Она жила в этой квартире на третьем этаже всю жизнь, но так и не научилась перешагивать через порог спокойно, чувствовала, будто просовывает голую ладонь сквозь ржавые, колючие прутья. Вроде бы и обои те же самые, мягко-старые и выцветшие, и брат с сестренкой наверняка давно спят, и узорчатый палас листвой шуршит под ногами — это же знакомое, родное.

Но нет. Клетка.

В гараже они с Кристиной и Машей быстро разобрали короб, хоть вещи и цеплялись за двери, за разбросанные то тут, то там инструменты, за чужую память. Дана споткнулась о какую-то трубу и чудом не разбила себе лоб о нависающую балку. От холода коченели ладони, изо рта облаками рвался пар, над головой едва светило стерильно-белым, а через распахнутую дверь в железную коробку гаража заползал густой промозглый вечер. Маша торопилась домой, Кристина шипела из-за каждой мелочи, Галка была на работе. Но даже там, в холоде и вялых препирательствах, Дана чувствовала себя спокойно. Она готова была до утра разгружать вещи старенькой Анны Ильиничны, только бы не возвращаться сюда.

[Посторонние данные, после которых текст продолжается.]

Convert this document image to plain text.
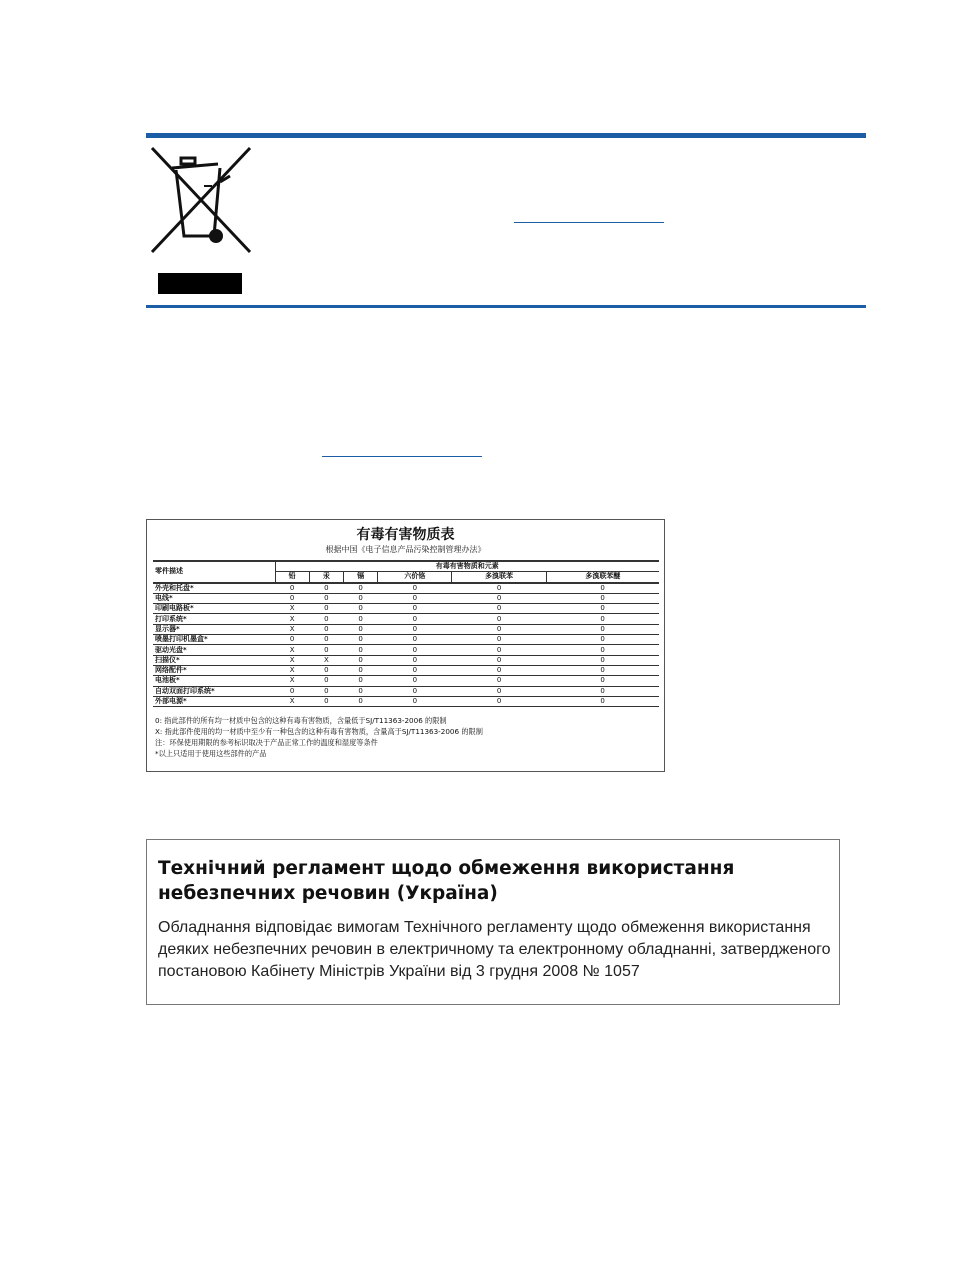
有毒有害物质表
根据中国《电子信息产品污染控制管理办法》
零件描述	有毒有害物质和元素					
	铅	汞	镉	六价铬	多溴联苯	多溴联苯醚
外壳和托盘*	0	0	0	0	0	0
电线*	0	0	0	0	0	0
印刷电路板*	X	0	0	0	0	0
打印系统*	X	0	0	0	0	0
显示器*	X	0	0	0	0	0
喷墨打印机墨盒*	0	0	0	0	0	0
驱动光盘*	X	0	0	0	0	0
扫描仪*	X	X	0	0	0	0
网络配件*	X	0	0	0	0	0
电池板*	X	0	0	0	0	0
自动双面打印系统*	0	0	0	0	0	0
外部电源*	X	0	0	0	0	0
0: 指此部件的所有均一材质中包含的这种有毒有害物质，含量低于SJ/T11363-2006 的限制
X: 指此部件使用的均一材质中至少有一种包含的这种有毒有害物质，含量高于SJ/T11363-2006 的限制
注：环保使用期限的参考标识取决于产品正常工作的温度和湿度等条件
*以上只适用于使用这些部件的产品
Технічний регламент щодо обмеження використання небезпечних речовин (Україна)
Обладнання відповідає вимогам Технічного регламенту щодо обмеження використання деяких небезпечних речовин в електричному та електронному обладнанні, затвердженого постановою Кабінету Міністрів України від 3 грудня 2008 № 1057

В квартире не шевелился даже воздух — Дана взмахнула рукой, разгоняя его, но он остался тихим и недвижимым. Плохой знак. Ни капающего крана в ванной, ни скрипа соседских шагов над головой, ни воя сигнализации с улицы. Мелкие спят, а родители наверняка смотрят с дивана телевизор. Быть может, они уже уснули, отец с утра уйдет на работу, и с Даной все будет хорошо.

Малодушие. И страх.

Разувшись, Дана пригладила колючий ежик волос, расслабила лицо — губы все еще не слушались. Она шагнула в большую комнату, и у кресла сразу вспыхнул детский ночник, розово-голубое мерцающее облако. Даже слабая вспышка резанула по глазам, и Дана заслонилась от нее рукой.

Отец сидел в кресле и смотрел, не отрываясь.

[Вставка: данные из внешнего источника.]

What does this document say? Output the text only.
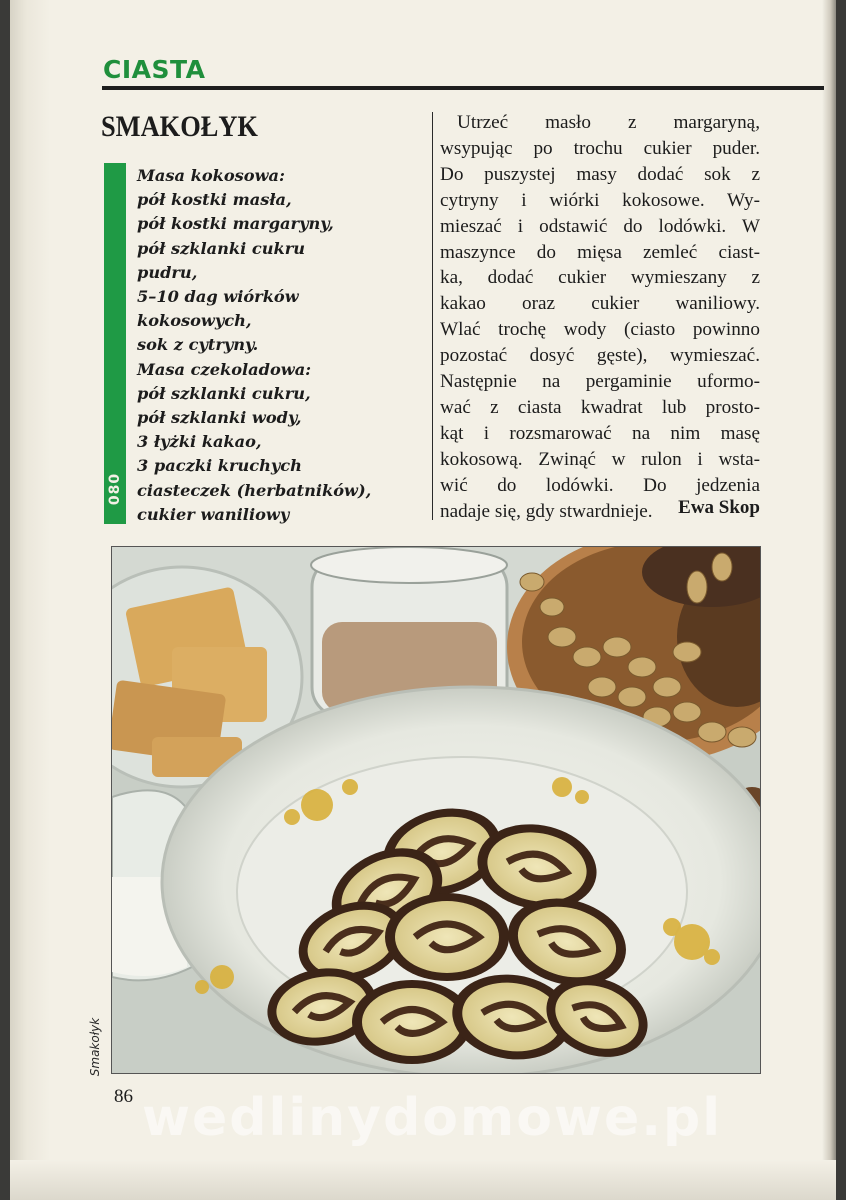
CIASTA
SMAKOŁYK
080
Masa kokosowa:
pół kostki masła,
pół kostki margaryny,
pół szklanki cukru
pudru,
5–10 dag wiórków
kokosowych,
sok z cytryny.
Masa czekoladowa:
pół szklanki cukru,
pół szklanki wody,
3 łyżki kakao,
3 paczki kruchych
ciasteczek (herbatników),
cukier waniliowy
Utrzeć masło z margaryną,
wsypując po trochu cukier puder.
Do puszystej masy dodać sok z
cytryny i wiórki kokosowe. Wy-
mieszać i odstawić do lodówki. W
maszynce do mięsa zemleć ciast-
ka, dodać cukier wymieszany z
kakao oraz cukier waniliowy.
Wlać trochę wody (ciasto powinno
pozostać dosyć gęste), wymieszać.
Następnie na pergaminie uformo-
wać z ciasta kwadrat lub prosto-
kąt i rozsmarować na nim masę
kokosową. Zwinąć w rulon i wsta-
wić do lodówki. Do jedzenia
nadaje się, gdy stwardnieje.	Ewa Skop
Smakołyk
86 wedlinydomowe.pl
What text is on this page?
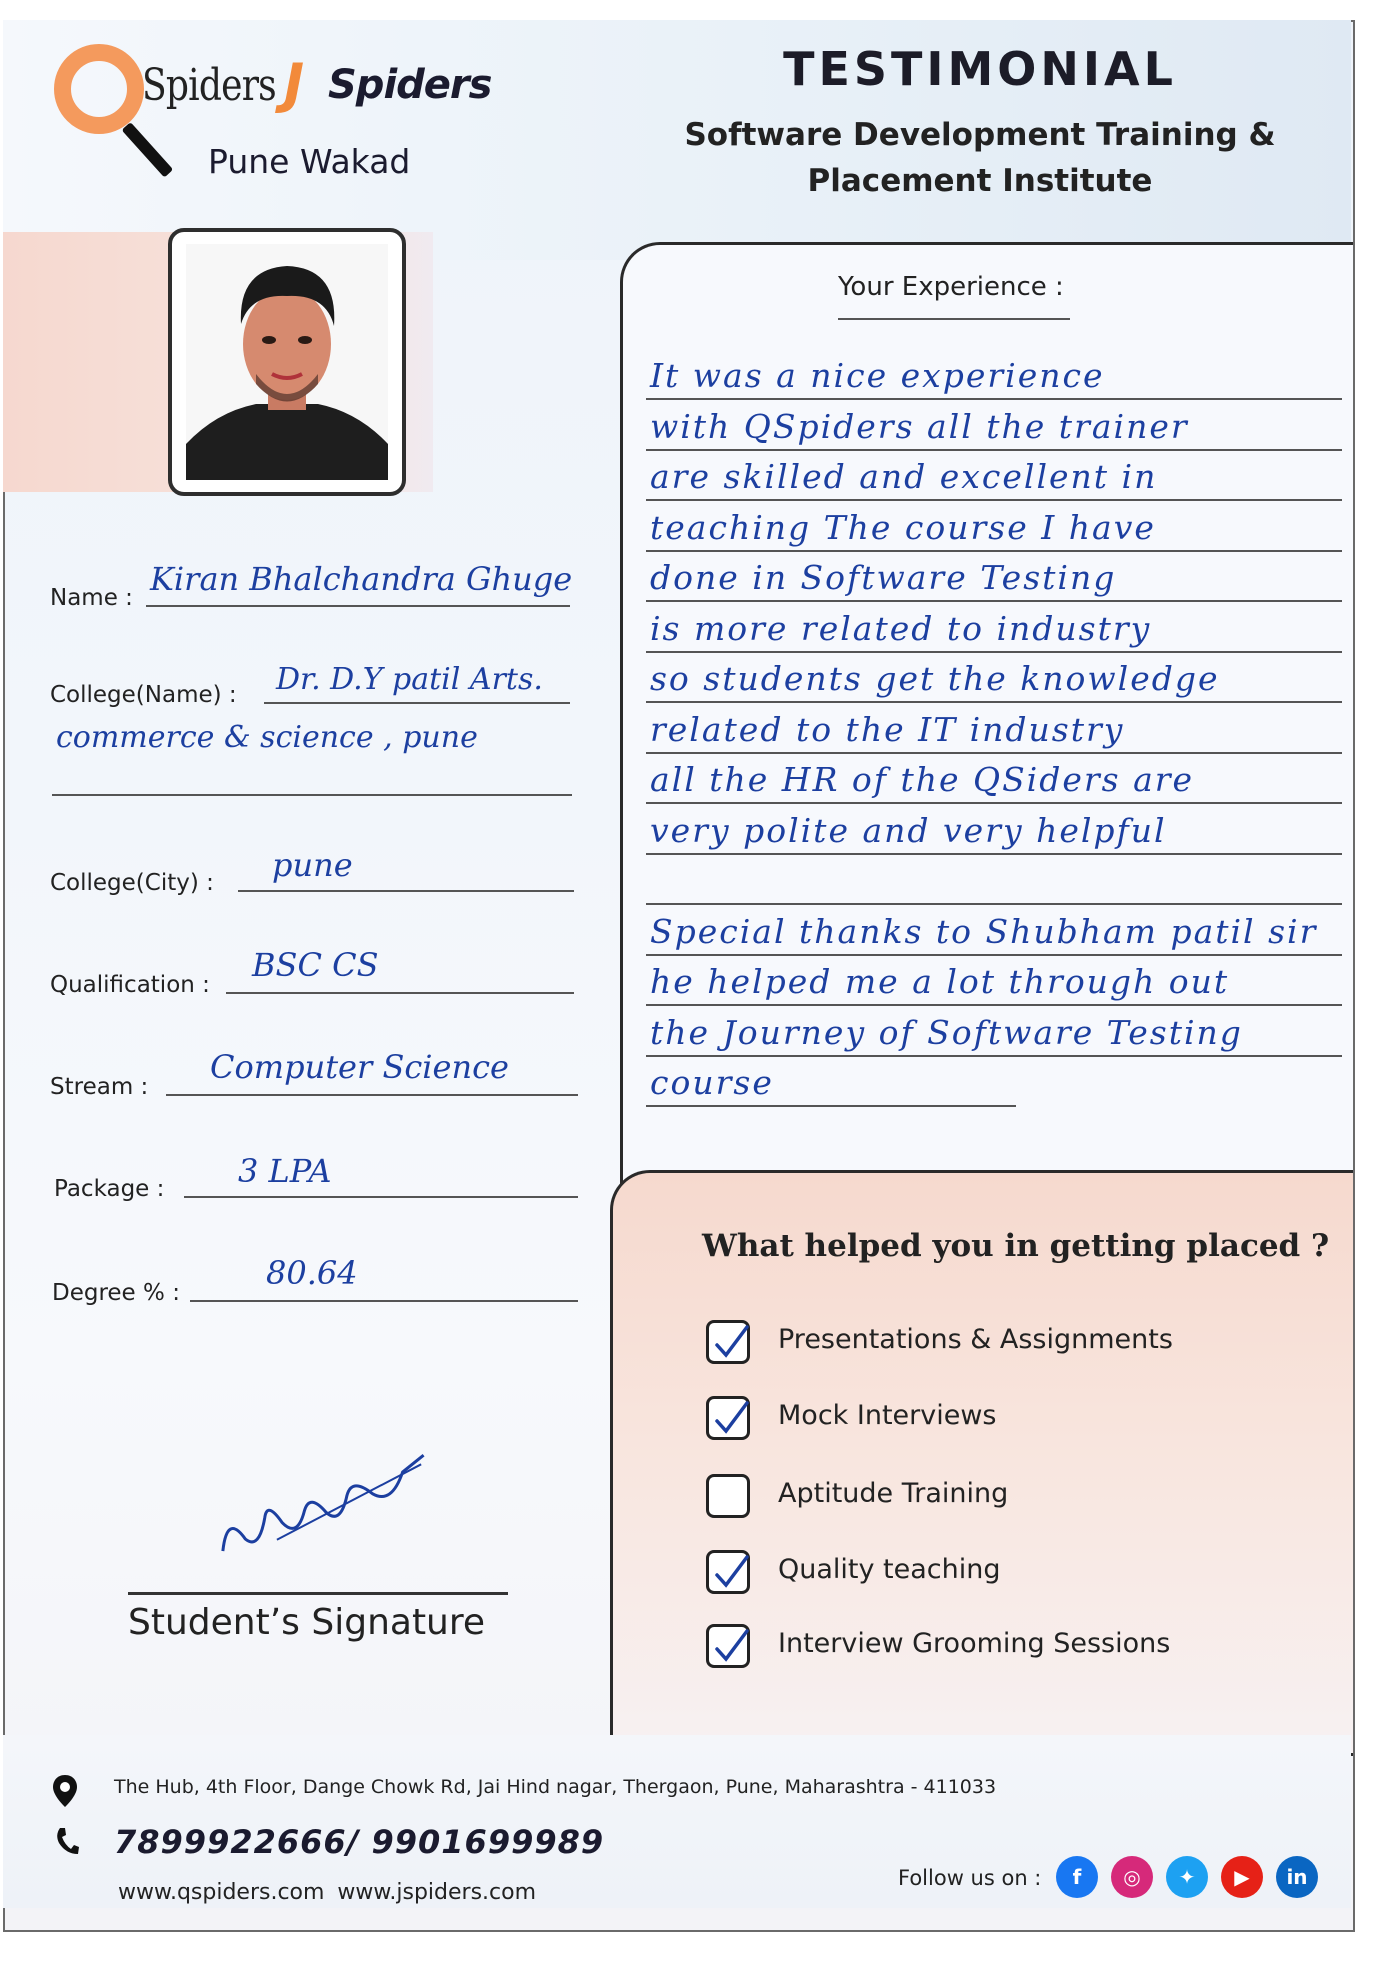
Spiders J Spiders
Pune Wakad
TESTIMONIAL
Software Development Training &
Placement Institute
Name : Kiran Bhalchandra Ghuge
College(Name) : Dr. D.Y patil Arts.
commerce & science , pune
College(City) : pune
Qualification :
BSC CS
Stream :
Computer Science
Package : 3 LPA
Degree % :
80.64
Your Experience :
It was a nice experience
with QSpiders all the trainer
are skilled and excellent in
teaching The course I have
done in Software Testing
is more related to industry
so students get the knowledge
related to the IT industry
all the HR of the QSiders are
very polite and very helpful
Special thanks to Shubham patil sir
he helped me a lot through out
the Journey of Software Testing
course
What helped you in getting placed ?
Presentations & Assignments
Mock Interviews
Aptitude Training
Quality teaching
Interview Grooming Sessions
Student’s Signature
The Hub, 4th Floor, Dange Chowk Rd, Jai Hind nagar, Thergaon, Pune, Maharashtra - 411033
7899922666/ 9901699989
www.qspiders.com www.jspiders.com
Follow us on :	f	◎	✦	▶	in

Широко расставленные ноги, барабанная дробь пальцев по мягкому подлокотнику, полый пустой звук — наконец хоть что-то зазвучало в комнате, а ведь Дана боялась, что звуки у нее забрали вместе со всем остальным. Она как-то издалека подумала, что отец сейчас разбудит мелких, но промолчала. Знала, что любые слова обернутся против нее самой.

Остановилась в проеме, будто все еще надеялась сбежать.

— Время видела? — глухо спросил отец.

Дана кивнула и склонила голову. Вот бы стать хлебной крошкой и юркнуть под плинтус в одну из щелей, из которых зимой тянуло по ногам и приходилось ходить в колючих шерстяных носках. Вот бы стать одной из тысяч пылинок, что мельтешат по комнате в солнечное утро — отец проорется и уйдет, не сможет ее найти. Вот бы…

Лицо его схватилось, как несвежий бетонный раствор, знакомое почти до судороги в пальцах. Сплошь в желваках и натянувшихся мышцах, белое, яростное — Дане хватило одного взгляда, чтобы это понять. Только глаза оставались матовыми. Немигающими.